About Me

My photo
Retired publishing executive ecstatic with the idea of spending most of his time on the coast of Maine

Wednesday, July 27, 2011

Murder on the rue Bay View

The deer flies have been dreadful this year, even on cool, wet days such as yesterday. They were especially deadful (the mis-spelling is deliberate, for I have become adept at killing them) in the hot and still and humid days of last week. I'm aided in the murders by the dog, on our walks.

With her abundance of black, fragrant hair, Mia attracts the flies like, well, like flies to a honey. They are drawn to her as if she were a tiny black deer (dear?), which has the advantage that they leave the somewhat less hairy, somewhat more vindictive, character in this story for the most part alone. They circle her in squadrons, and seem especially bad where the trees overhang the rues we walk. To her credit, she mostly ignores them, or pretends to, except when they fly around her nose, whereupon she snaps her jaws and sometimes catches one.

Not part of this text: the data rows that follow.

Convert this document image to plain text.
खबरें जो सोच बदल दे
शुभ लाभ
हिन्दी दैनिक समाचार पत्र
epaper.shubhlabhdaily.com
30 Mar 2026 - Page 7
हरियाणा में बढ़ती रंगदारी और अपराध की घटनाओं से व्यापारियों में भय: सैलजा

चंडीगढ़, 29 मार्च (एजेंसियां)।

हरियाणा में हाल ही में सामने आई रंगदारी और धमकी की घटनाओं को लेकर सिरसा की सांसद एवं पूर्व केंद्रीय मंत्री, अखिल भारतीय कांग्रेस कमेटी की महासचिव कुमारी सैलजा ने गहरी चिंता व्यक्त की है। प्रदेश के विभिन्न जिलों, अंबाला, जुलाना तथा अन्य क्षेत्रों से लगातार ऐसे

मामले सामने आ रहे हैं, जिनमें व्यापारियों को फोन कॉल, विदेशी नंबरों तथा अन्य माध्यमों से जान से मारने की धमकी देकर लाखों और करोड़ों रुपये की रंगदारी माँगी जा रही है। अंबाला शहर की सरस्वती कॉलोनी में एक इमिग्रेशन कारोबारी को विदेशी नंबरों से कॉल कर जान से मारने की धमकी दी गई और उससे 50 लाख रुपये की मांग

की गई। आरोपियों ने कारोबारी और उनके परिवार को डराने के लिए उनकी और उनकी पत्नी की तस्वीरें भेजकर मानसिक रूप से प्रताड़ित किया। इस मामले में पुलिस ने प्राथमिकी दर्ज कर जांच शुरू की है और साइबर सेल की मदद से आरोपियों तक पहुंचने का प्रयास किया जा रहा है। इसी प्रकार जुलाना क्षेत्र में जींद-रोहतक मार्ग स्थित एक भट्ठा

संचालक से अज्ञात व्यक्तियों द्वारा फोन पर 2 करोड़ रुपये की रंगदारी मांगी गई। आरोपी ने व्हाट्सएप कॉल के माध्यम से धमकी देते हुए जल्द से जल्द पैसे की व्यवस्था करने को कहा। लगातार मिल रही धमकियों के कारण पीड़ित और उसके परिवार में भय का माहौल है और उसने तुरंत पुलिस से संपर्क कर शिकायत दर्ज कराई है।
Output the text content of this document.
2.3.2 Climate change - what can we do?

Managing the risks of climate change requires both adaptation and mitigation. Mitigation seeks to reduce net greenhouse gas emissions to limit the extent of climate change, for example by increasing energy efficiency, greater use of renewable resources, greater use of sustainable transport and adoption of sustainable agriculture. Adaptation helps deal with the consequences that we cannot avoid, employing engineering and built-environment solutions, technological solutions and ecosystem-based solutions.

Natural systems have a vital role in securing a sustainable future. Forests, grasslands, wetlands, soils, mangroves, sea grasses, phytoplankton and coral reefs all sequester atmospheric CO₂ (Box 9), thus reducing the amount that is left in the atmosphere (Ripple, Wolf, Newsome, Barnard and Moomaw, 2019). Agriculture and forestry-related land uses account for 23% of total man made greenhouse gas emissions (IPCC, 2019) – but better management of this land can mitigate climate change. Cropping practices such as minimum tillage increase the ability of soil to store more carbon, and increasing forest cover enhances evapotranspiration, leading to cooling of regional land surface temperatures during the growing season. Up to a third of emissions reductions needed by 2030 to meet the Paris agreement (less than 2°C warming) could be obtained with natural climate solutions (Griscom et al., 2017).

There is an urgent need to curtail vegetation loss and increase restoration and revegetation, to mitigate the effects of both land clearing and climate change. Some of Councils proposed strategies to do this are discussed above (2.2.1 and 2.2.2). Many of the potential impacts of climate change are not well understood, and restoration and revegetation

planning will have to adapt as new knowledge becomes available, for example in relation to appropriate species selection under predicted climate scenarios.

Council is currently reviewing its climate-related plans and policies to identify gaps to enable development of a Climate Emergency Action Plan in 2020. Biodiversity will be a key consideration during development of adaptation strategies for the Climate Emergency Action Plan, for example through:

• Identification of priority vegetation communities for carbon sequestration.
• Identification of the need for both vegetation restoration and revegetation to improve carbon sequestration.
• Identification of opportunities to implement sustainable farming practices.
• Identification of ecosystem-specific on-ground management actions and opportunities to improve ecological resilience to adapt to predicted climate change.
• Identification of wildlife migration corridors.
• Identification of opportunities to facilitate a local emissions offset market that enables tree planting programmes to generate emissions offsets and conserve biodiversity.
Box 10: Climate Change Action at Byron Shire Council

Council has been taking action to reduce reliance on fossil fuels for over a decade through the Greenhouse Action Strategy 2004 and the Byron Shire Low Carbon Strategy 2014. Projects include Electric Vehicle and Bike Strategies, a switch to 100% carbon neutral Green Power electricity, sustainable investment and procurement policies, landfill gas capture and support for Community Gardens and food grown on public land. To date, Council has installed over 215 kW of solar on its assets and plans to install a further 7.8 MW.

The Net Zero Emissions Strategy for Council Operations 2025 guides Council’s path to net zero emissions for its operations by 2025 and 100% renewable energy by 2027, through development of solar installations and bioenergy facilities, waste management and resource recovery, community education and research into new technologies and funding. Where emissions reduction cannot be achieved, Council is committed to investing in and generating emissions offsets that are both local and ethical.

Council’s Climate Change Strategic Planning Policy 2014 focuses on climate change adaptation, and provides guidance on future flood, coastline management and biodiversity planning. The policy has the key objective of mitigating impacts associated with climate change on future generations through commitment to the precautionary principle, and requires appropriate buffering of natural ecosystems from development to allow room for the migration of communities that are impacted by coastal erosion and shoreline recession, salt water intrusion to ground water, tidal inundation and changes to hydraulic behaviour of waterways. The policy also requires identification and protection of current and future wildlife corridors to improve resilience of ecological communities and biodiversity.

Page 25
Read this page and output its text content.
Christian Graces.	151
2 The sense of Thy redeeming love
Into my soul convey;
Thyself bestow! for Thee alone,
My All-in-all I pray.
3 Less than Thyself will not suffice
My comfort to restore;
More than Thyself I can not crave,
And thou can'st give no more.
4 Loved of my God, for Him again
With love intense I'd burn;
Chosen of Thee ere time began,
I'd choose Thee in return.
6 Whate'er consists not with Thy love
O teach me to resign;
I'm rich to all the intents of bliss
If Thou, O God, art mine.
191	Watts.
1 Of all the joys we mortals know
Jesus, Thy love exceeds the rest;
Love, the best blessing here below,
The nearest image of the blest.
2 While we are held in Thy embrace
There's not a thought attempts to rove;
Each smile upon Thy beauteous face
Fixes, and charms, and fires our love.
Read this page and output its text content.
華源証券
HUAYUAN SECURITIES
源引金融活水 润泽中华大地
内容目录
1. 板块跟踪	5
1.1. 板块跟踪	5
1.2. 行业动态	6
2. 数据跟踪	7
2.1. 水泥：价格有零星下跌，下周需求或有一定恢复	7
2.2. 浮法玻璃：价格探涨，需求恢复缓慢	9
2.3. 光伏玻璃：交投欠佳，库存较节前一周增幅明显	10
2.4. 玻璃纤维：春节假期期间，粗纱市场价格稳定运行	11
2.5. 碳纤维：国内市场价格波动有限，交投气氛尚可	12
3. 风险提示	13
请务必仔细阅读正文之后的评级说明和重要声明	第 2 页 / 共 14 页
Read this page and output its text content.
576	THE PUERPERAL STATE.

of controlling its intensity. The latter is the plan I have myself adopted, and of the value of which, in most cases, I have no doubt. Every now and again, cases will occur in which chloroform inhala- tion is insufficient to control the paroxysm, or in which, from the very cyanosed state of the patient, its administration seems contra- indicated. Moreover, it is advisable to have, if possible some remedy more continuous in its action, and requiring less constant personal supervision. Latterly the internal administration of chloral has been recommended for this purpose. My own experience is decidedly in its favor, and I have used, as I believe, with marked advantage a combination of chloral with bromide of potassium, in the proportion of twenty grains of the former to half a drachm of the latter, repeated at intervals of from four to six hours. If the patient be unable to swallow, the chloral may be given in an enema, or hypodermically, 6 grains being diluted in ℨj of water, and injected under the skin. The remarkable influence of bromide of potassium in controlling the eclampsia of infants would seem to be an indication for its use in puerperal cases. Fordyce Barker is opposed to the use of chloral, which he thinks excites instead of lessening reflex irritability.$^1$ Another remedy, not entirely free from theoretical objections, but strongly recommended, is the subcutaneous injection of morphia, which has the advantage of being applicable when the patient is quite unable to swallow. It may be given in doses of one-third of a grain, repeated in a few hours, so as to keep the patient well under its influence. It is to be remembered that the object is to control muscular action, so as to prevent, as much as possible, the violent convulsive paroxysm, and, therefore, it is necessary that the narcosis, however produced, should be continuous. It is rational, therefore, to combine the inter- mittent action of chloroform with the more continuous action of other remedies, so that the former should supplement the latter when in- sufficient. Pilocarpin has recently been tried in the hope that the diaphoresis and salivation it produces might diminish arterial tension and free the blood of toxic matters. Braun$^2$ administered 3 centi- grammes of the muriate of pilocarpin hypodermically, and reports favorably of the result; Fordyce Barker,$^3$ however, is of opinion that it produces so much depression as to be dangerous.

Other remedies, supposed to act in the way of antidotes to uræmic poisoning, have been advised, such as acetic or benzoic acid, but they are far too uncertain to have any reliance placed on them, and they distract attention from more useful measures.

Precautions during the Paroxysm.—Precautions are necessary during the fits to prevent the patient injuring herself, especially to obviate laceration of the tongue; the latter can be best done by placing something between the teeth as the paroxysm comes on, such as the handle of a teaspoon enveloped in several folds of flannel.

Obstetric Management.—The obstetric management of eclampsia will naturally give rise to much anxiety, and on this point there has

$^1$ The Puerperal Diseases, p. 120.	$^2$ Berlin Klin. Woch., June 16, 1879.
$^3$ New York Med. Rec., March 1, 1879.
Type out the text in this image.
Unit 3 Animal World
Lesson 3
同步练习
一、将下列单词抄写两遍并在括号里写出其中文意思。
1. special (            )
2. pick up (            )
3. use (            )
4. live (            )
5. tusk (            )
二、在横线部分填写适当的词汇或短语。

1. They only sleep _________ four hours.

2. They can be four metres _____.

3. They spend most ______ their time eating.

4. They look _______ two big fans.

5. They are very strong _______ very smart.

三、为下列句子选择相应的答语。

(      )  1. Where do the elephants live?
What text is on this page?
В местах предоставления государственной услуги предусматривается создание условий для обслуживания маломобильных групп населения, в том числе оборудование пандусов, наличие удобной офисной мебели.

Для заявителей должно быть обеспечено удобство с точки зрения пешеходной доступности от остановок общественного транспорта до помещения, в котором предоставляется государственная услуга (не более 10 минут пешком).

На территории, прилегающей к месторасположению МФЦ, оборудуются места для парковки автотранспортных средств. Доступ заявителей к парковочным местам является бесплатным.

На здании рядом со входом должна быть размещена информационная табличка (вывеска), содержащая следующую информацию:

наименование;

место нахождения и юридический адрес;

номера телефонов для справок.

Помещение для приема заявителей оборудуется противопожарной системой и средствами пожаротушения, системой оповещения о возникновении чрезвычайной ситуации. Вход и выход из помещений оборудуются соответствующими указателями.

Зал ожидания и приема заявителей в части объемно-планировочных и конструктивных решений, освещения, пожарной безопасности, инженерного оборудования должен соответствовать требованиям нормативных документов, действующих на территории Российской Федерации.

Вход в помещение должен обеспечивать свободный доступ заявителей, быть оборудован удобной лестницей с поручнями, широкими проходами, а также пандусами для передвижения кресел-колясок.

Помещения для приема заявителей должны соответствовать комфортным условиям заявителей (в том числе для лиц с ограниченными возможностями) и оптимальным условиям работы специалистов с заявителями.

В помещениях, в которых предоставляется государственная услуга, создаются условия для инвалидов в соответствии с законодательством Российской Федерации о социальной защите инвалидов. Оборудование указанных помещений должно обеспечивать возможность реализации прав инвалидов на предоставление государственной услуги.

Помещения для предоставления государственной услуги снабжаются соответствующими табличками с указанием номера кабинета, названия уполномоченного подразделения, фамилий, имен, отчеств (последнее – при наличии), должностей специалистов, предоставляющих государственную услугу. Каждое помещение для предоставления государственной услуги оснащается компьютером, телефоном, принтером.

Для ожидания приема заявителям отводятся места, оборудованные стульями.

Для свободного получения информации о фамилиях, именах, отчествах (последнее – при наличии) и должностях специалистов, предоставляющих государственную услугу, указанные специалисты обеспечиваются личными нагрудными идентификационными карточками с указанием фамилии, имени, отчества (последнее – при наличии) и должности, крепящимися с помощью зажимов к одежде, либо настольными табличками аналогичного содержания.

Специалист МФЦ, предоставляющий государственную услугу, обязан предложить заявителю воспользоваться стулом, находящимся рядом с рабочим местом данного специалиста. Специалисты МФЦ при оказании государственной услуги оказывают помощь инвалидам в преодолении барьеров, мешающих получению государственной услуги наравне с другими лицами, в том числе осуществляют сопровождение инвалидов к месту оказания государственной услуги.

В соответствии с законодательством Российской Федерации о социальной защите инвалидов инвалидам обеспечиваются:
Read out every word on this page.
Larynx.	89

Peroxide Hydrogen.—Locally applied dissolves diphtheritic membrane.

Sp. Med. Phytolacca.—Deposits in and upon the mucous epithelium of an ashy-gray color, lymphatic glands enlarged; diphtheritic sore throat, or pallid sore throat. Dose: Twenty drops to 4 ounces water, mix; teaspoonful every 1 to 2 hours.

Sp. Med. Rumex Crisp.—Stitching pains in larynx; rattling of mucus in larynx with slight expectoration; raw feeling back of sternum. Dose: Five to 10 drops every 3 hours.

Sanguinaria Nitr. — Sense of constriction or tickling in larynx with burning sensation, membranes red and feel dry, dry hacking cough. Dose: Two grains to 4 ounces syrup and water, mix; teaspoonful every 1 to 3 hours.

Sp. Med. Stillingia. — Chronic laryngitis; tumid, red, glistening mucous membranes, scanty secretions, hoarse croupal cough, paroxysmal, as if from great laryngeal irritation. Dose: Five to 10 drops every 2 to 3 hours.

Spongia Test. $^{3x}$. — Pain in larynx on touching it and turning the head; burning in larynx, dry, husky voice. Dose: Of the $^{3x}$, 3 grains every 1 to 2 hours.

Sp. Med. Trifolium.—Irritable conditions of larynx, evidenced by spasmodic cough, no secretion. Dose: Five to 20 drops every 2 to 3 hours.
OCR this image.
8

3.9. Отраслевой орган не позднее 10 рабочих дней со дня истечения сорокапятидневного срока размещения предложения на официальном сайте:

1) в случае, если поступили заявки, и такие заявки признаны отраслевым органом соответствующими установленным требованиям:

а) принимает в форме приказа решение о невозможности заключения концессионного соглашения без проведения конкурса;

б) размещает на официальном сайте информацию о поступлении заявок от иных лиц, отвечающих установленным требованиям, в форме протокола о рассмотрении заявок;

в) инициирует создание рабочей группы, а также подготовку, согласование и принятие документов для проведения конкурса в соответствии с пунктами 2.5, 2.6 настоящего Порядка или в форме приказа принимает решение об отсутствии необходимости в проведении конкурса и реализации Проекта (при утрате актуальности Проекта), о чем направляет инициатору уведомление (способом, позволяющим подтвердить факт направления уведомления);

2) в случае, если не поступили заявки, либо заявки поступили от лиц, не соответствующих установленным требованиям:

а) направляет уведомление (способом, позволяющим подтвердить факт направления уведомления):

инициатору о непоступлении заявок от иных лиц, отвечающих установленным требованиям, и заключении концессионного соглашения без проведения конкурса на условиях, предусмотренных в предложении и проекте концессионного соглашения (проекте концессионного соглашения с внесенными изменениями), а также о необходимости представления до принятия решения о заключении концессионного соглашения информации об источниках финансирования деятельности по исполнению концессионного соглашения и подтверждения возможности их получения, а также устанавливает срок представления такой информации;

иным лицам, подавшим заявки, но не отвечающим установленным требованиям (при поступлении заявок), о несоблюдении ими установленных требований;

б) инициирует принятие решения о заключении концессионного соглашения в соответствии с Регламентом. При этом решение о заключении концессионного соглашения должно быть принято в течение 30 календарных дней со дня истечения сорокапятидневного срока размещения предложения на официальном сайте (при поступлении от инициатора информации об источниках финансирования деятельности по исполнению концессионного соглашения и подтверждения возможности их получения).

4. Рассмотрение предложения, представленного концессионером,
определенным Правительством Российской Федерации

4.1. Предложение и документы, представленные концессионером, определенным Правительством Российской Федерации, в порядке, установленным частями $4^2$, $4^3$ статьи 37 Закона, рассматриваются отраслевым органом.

This is not the murder part of the story. A fly buzzing in one's mouth is sufficiently disconcerting that she opens and releases.

I'm not so nonchalant. The flies' sole mission in life is to burrow under the hair and reach the skin and the blood. This is gross on several levels, not the least of which happens when a fly sneaks by all vigilance and crawls out when we're back home and flies to a window (why? trying to regain the wilderness?) and I smash it there, forgetting about the blood it's collected. So: in the first place, I hate to see my baby's blood needlessly spilled; in the second, prevention of same has become a sport to relieve the discontent of the day. I now look constantly down as we walk, waiting for a fly to alight and start to burrow. Timing and practice: move too quickly and the beast flies away. Move too slowly and the beast is gummed up in hair. My success rate for pinching out lives exceeds 50%. Next step in the game will be to try to pull off their right wings.

Can you imagine being so constructed that you'd brave anything - terrible fingers descending from above, Fox News fusillades - to achieve your purpose? You know you're going to die, or at least be terribly embarrassed, but you don't care, the blood, the prize, is so close. In this pestilential summer, is the danger worth it, ye plagues upon the body politic?

Post-post: a reader has commented offline that the description above hints at a comparison between deer flies and certain politicians. Since politicians are reptiles, any error in comparing them to biting bugs is mine.